I am having a hard time deciding if your words are from personal experience. If you are just cocky by nature or do you back up your words with “hard trad” sends?

Posted
5.11 with poor pro is bread and butter E4.

 

Andy Burham once told me (right after leading it) that p1 of Japanese gardens was E4 6a.

hardly bad pro on that rig...

 

My understanding of the mirky english system is that the E rating can reflect EITHER the sustainedness or the quality of the gear...the second number is the actual technical level of the hardest move...how to understand which thing the E represents is a mystery to me...

Posted (edited)
5.11 with poor pro is bread and butter E4.

 

Andy Burham once told me (right after leading it) that p1 of Japanese gardens was E4 6a.

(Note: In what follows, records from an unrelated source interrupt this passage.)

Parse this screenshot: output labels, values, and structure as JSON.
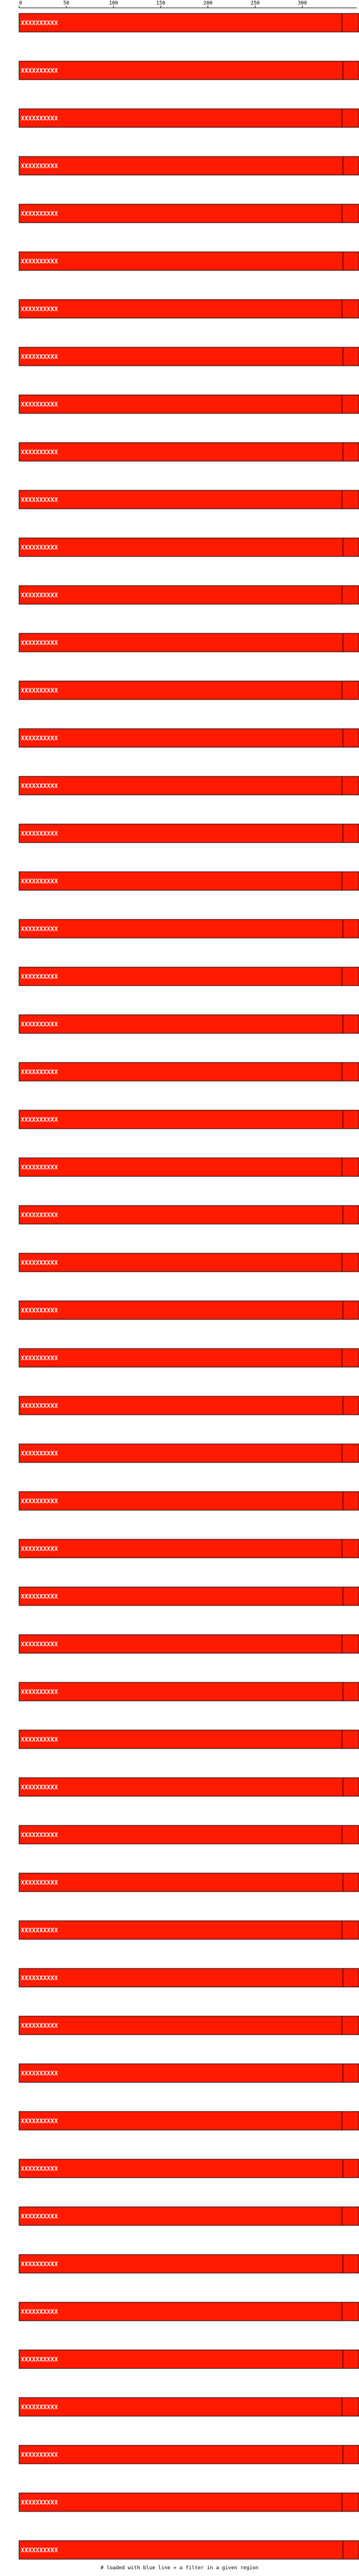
{
  "chart_data": {
    "type": "bar",
    "orientation": "horizontal",
    "x_ticks": [
      0,
      50,
      100,
      150,
      200,
      250,
      300
    ],
    "xlim": [
      0,
      360
    ],
    "bar_color": "#ff1a00",
    "footer": "# loaded with blue line = a filter in a given region",
    "rows": [
      {
        "label": "XXXXXXXXXX",
        "value": 360,
        "marker": 342
      },
      {
        "label": "XXXXXXXXXX",
        "value": 360,
        "marker": 343
      },
      {
        "label": "XXXXXXXXXX",
        "value": 360,
        "marker": 342
      },
      {
        "label": "XXXXXXXXXX",
        "value": 360,
        "marker": 343
      },
      {
        "label": "XXXXXXXXXX",
        "value": 360,
        "marker": 342
      },
      {
        "label": "XXXXXXXXXX",
        "value": 360,
        "marker": 343
      },
      {
        "label": "XXXXXXXXXX",
        "value": 360,
        "marker": 342
      },
      {
        "label": "XXXXXXXXXX",
        "value": 360,
        "marker": 343
      },
      {
        "label": "XXXXXXXXXX",
        "value": 360,
        "marker": 342
      },
      {
        "label": "XXXXXXXXXX",
        "value": 360,
        "marker": 343
      },
      {
        "label": "XXXXXXXXXX",
        "value": 360,
        "marker": 342
      },
      {
        "label": "XXXXXXXXXX",
        "value": 360,
        "marker": 343
      },
      {
        "label": "XXXXXXXXXX",
        "value": 360,
        "marker": 342
      },
      {
        "label": "XXXXXXXXXX",
        "value": 360,
        "marker": 343
      },
      {
        "label": "XXXXXXXXXX",
        "value": 360,
        "marker": 342
      },
      {
        "label": "XXXXXXXXXX",
        "value": 360,
        "marker": 343
      },
      {
        "label": "XXXXXXXXXX",
        "value": 360,
        "marker": 342
      },
      {
        "label": "XXXXXXXXXX",
        "value": 360,
        "marker": 343
      },
      {
        "label": "XXXXXXXXXX",
        "value": 360,
        "marker": 342
      },
      {
        "label": "XXXXXXXXXX",
        "value": 360,
        "marker": 343
      },
      {
        "label": "XXXXXXXXXX",
        "value": 360,
        "marker": 342
      },
      {
        "label": "XXXXXXXXXX",
        "value": 360,
        "marker": 343
      },
      {
        "label": "XXXXXXXXXX",
        "value": 360,
        "marker": 342
      },
      {
        "label": "XXXXXXXXXX",
        "value": 360,
        "marker": 343
      },
      {
        "label": "XXXXXXXXXX",
        "value": 360,
        "marker": 342
      },
      {
        "label": "XXXXXXXXXX",
        "value": 360,
        "marker": 343
      },
      {
        "label": "XXXXXXXXXX",
        "value": 360,
        "marker": 342
      },
      {
        "label": "XXXXXXXXXX",
        "value": 360,
        "marker": 343
      },
      {
        "label": "XXXXXXXXXX",
        "value": 360,
        "marker": 342
      },
      {
        "label": "XXXXXXXXXX",
        "value": 360,
        "marker": 343
      },
      {
        "label": "XXXXXXXXXX",
        "value": 360,
        "marker": 342
      },
      {
        "label": "XXXXXXXXXX",
        "value": 360,
        "marker": 343
      },
      {
        "label": "XXXXXXXXXX",
        "value": 360,
        "marker": 342
      },
      {
        "label": "XXXXXXXXXX",
        "value": 360,
        "marker": 343
      },
      {
        "label": "XXXXXXXXXX",
        "value": 360,
        "marker": 342
      },
      {
        "label": "XXXXXXXXXX",
        "value": 360,
        "marker": 343
      },
      {
        "label": "XXXXXXXXXX",
        "value": 360,
        "marker": 342
      },
      {
        "label": "XXXXXXXXXX",
        "value": 360,
        "marker": 343
      },
      {
        "label": "XXXXXXXXXX",
        "value": 360,
        "marker": 342
      },
      {
        "label": "XXXXXXXXXX",
        "value": 360,
        "marker": 343
      },
      {
        "label": "XXXXXXXXXX",
        "value": 360,
        "marker": 342
      },
      {
        "label": "XXXXXXXXXX",
        "value": 360,
        "marker": 343
      },
      {
        "label": "XXXXXXXXXX",
        "value": 360,
        "marker": 342
      },
      {
        "label": "XXXXXXXXXX",
        "value": 360,
        "marker": 343
      },
      {
        "label": "XXXXXXXXXX",
        "value": 360,
        "marker": 342
      },
      {
        "label": "XXXXXXXXXX",
        "value": 360,
        "marker": 343
      },
      {
        "label": "XXXXXXXXXX",
        "value": 360,
        "marker": 342
      },
      {
        "label": "XXXXXXXXXX",
        "value": 360,
        "marker": 343
      },
      {
        "label": "XXXXXXXXXX",
        "value": 360,
        "marker": 342
      },
      {
        "label": "XXXXXXXXXX",
        "value": 360,
        "marker": 343
      },
      {
        "label": "XXXXXXXXXX",
        "value": 360,
        "marker": 342
      },
      {
        "label": "XXXXXXXXXX",
        "value": 360,
        "marker": 343
      },
      {
        "label": "XXXXXXXXXX",
        "value": 360,
        "marker": 342
      },
      {
        "label": "XXXXXXXXXX",
        "value": 360,
        "marker": 343
      },
      {
        "label": "XXXXXXXXXX",
        "value": 360,
        "marker": 342
      },
      {
        "label": "XXXXXXXXXX",
        "value": 360,
        "marker": 343
      }
    ]
  }
}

hardly bad pro on that rig...

 

My understanding of the mirky english system is that the E rating can reflect EITHER the sustainedness or the quality of the gear...the second number is the actual technical level of the hardest move...how to understand which thing the E represents is a mystery to me...

 

The idea is that it requires the same difficulty overall to lead a well protected climb at a harder grade as it does to lead an easier but scary climb so they get the same E grade. Like it's as hard to climb an unprotected 5.10 as it is to lead a well-protected 11.

 

You can see this in practice when people say they climb 5.12 on bolts but 5.10 trad.

Edited by G-spotter
Posted
5.11 with poor pro is bread and butter E4.

 

Andy Burham once told me (right after leading it) that p1 of Japanese gardens was E4 6a.

hardly bad pro on that rig...

 

My understanding of the mirky english system is that the E rating can reflect EITHER the sustainedness or the quality of the gear...the second number is the actual technical level of the hardest move...how to understand which thing the E represents is a mystery to me...

 

The idea is that it requires the same difficulty overall to lead a well protected climb at a harder grade as it does to lead an easier but scary climb so they get the same E grade. Like it's as hard to climb an unprotected 5.10 as it is to lead a well-protected 11.

 

You can see this in practice when people say they climb 5.12 on bolts but 5.10 trad.

i understand the concept...but they never tell you whether the route is hard but protected or ez but scary with that E rating...

Posted

You can infer it from the tech. grade. Like E4 5b will be loose, scary and poor pro but E4 6b will be one hard move with bomber gear at your waist.

 

For instance I've apparently climbed E3 5b (according to the 3rd ascentionist) but failed on E2 5c which suggests I am OK with scary runouts but weak.

Posted (edited)

Anyone remember the old "S" grade that McKlane set up. I think the northwest should bring that back only change it to an "I" because I is the first letter of Intensity and our favorite place to climb.

Edited by DCramer
Posted
Anyone remember the old "S" grade that McKlane set up. I think the northwest should bring that back only change it to an "I" because I is the first letter of Intensity and our favorite place to climb.

 

The S was for Sandbag.

Posted

Besides the rack I would suggest studying John Long's books on climbing anchors. Learn how to use your gear properly and efficiently as well as starting out on climbs that are within your limits. Maybe do them as topropes first. However, onsight climbing is the most rewarding and unpredictable.